Absolute quantification of infecting viral particles by chip‐based digital polymerase chain reaction

Summary In silico and empirical quantification of viruses is paramount for obtaining information on viral populations that have a major impact on biogeochemical cycles. The uncultured Pelagibacter virus vSAG 37‐F6 discovered via single‐virus genomics is one of the most abundant and cosmopolitan marine viruses; however, little is understood about its temporal variation. Here, we estimated the absolute number of infecting 37‐F6 viruses in coastal bacterioplankton from the Mediterranean Sea by using a novel, feasible SYBR Green I chip‐based digital PCR (SYBR dPCR) technique, not implemented before for enumerating (uncultured) microbes.

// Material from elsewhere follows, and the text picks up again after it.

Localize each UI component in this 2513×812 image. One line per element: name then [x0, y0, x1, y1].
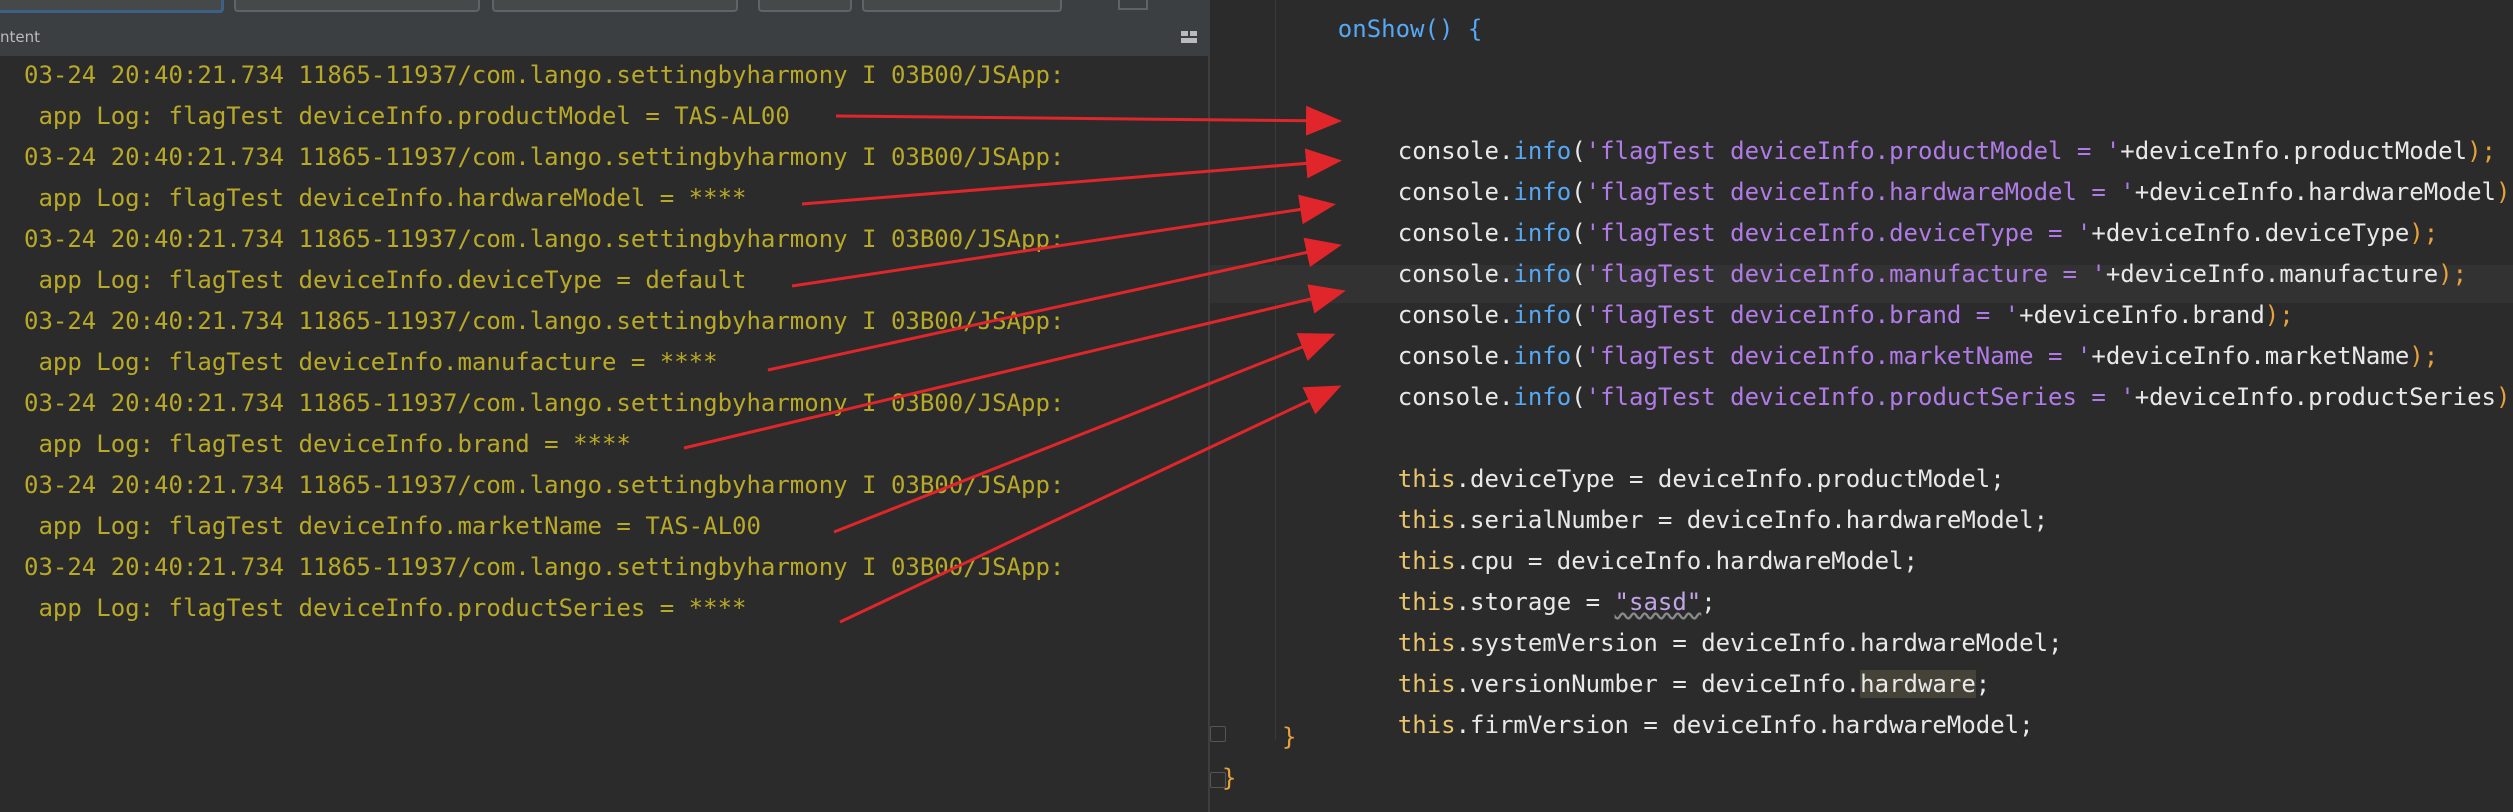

Quantitative SYBR dPCR estimated 450–3480 genome copies of virus 37‐F6 in cells/mL (i.e. infecting viruses) and a total of ≈10–400 putative infected cells/mL with a potential C release of 0.12–4.9 pg/ml in the analysed samples. Considering that virus 37‐F6 is ubiquitous and abundant in all Tara samples, an enormous amount of C could be transformed by this virus through the ‘viral shunt’. Thus, this SYBR dPCR technique has enabled the absolute quantification of an ecologically relevant uncultured virus in nature and the estimation of its potential contribution on biogeochemical cycles. Overall, our study also shows that this approach has a broad applicability for quantifying any other target loci in Microbiology and Virology.